Abraham Lincoln: Vampire Hunter is one of the more absurd movies coming out this summer. The trailer gave the impression that movie could be great, but could have been equally horrible. While far from perfect, it’s one hell of a fun movie.
One of the things that Lincoln does best is not lose sight of the fact that people are here to see the 16th President kill the undead. While not the only focus of the movie, there are plenty of action scene peppered throughout the movie the keep the audience glued to the screen. Many are shot in slow motion, which just adds to the general bad assery that Lincoln is performing. It’s the over the top lunacy that makes it fun to watch. The actors are all serious, and so are Lincoln’s voice overs, but the situations are so insane that the audience can’t help but laugh. And Lincoln revels in this. The creators seem to understand that if they made a serious film it wouldn’t be taken…..well seriously. For a movie that takes Lincoln’s life in a whole new direction, it surprisingly gets a lot of it right. The general points are there, ones that every person learns in a history 101 class in high school. Many famous figures from the Civil War period appear, like Stephen A. Douglas and Jefferson Davis. Audiences should know who they are, but if not, go Google them now. The entire movie has a B-movie fun to it. Abraham Lincoln: Vampire Hunter is one that people will love to see in a group.
As said before, this film is far from perfect. The contrast of crazy scenes with actors playing it straight will turn some people off. While I don’t agree, it’s easy to see why some have this feeling. There are a couple of huge plot holes. One deals with Mary Todd, and suddenly not being engaged anymore. She is stated as being engaged to Stephen Douglas, then suddenly she is going on dates with Lincoln. Stephen Douglas is also cut short. He shows the signs of being a vampire, but then is suddenly gone from the movie. Being a history major, I was hoping for a big Lincoln/Douglas throw down. There is also a problem with momentum. About two-thirds of the way through the movie, we jump forward from young Abe, to old Abe. We then have to sit through Abe getting his determination back and pick up the ax again. This may have worked in the book, but it doesn’t translate over well. Lincoln goes through some family issues and such, which destroy the atmosphere that up to that point was a blast to watch. While the fun mood comes back near the end, it would have been nice to keep the fun ramping up the entire time.
The script is surprisingly decent. It’s not the best in the world, but there have been a lot worse in movies with higher budgets. There are a few one-liners, but none that are insanely quotable. It would have been easy for the screenwriters to phone in the script and just let the audience watch the action. But the characters do have some good moments. The script toys with the long standing nickname “Honest Abe” in a humorous way. The dialogue never goes into any really idioms of the time, keeping the script from being hooky.

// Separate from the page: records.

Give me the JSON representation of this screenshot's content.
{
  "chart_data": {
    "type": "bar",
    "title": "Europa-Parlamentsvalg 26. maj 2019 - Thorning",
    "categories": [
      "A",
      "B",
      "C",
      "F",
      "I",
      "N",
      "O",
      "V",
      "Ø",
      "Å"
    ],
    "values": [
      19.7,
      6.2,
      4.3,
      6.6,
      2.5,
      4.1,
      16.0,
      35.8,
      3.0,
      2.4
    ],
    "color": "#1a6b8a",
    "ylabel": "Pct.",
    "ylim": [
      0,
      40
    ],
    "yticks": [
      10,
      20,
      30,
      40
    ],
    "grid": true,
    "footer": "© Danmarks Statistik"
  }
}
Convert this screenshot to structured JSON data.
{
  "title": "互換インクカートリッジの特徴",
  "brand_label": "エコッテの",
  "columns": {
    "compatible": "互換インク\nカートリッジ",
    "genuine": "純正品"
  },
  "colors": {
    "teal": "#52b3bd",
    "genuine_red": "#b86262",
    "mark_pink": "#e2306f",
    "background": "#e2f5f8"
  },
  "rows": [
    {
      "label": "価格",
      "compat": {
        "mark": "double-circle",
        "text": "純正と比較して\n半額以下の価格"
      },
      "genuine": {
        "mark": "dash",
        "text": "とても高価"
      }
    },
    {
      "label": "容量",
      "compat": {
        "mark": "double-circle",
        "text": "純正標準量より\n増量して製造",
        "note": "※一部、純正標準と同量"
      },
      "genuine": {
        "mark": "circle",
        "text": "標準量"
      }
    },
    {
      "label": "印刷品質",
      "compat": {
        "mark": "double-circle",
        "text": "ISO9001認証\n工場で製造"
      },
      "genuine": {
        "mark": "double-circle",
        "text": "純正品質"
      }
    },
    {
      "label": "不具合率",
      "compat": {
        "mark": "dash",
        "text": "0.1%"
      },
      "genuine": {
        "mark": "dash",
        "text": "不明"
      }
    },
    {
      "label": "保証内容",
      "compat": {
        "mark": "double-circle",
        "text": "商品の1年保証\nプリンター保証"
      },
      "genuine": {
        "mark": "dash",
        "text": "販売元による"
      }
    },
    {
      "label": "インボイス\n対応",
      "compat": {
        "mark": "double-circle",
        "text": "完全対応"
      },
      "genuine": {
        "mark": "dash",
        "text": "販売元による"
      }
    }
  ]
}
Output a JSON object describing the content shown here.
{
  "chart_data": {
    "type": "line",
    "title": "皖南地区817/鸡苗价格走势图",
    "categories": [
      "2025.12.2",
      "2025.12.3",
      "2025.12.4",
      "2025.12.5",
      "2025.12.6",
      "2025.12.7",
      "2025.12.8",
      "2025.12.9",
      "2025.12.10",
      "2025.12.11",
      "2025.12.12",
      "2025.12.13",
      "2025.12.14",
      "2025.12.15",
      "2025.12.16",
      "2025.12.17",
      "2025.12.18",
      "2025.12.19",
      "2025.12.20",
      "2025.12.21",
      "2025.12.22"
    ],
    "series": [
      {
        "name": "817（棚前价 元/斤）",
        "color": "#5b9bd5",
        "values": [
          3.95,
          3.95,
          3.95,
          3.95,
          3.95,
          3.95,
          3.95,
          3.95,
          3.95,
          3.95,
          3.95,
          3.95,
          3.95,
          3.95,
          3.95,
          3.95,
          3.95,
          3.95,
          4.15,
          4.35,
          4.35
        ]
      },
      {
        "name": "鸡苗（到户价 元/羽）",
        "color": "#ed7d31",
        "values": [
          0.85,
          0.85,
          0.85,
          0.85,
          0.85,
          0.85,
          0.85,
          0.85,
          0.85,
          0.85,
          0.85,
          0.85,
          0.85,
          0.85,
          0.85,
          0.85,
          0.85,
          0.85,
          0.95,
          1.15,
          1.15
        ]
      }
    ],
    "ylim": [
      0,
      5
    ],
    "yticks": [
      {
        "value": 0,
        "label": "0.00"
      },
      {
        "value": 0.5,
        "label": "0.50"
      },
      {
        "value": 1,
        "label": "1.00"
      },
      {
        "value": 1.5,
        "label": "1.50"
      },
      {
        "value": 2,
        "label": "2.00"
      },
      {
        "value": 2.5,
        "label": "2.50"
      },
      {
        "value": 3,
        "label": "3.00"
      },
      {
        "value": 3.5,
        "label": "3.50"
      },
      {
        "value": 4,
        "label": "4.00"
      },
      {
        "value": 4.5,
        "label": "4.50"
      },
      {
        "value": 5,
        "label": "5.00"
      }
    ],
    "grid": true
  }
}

The direction should be noted, but only for the action scenes. The use of slow motion is one that needs to be used well. Sherlock Holmes used it well, but then Sherlock Holmes: A Game of Shadows didn’t. This is more on the good side. Lincoln uses it in every scene, but it’s to show the over the top action that’s going on. Sometimes, like a huge horse battle, it could have been toned down and just let the chaos reign.
Special effects are a mixed bag. The vampires look great in close ups, but the huge battle scenes are rough around the edges. During a big horse battle scene, it’s painfully obvious where the special effects are being edited in and where the real actors are. Seeing the movie in 3D only exacerbates the problems. There have been worse 3D conversions, but there is no real reason to see the movie in 3D. I was forced too.
The actors seem to be having a fun time in each of their roles. Benjamin Walker plays the 16th President. His Lincoln is good, and even when the crap hits the fan in huge action scenes, he still seems like Lincoln. It also helps that he looks almost exactly like Lincoln the second a shadow is thrown on him. Much like the plot, he seems to have some trouble when the film jumps years in the future and movie is reestablishing him as a hero. The same can be said of Mary Elizabeth Winstead, who plays Mary Todd. She does her best, but this collection of scenes clash with the rest of the film, so her acting seems slightly awkward. She is likable, but isn’t given much to do. Dominic Cooper does an acceptable job as Henry, Lincoln’s vampire killing trainer. He’s a likable guy, but keeps his allegiances hidden well. Even late in the film it’s somewhat uncertain what side he is on.
Movie studios, take note: if you put Alan Tudyk in your movie, it is automatically better.
Abraham Lincoln: Vampire Hunter almost demands that you go in with the right state of mind. Don’t expect any Oscar worthy performances. Go in expecting an over the top good time. It’s kick-ass, and stupidly awesome.
Abraham Lincoln: Vampire Hunter gets 4/5.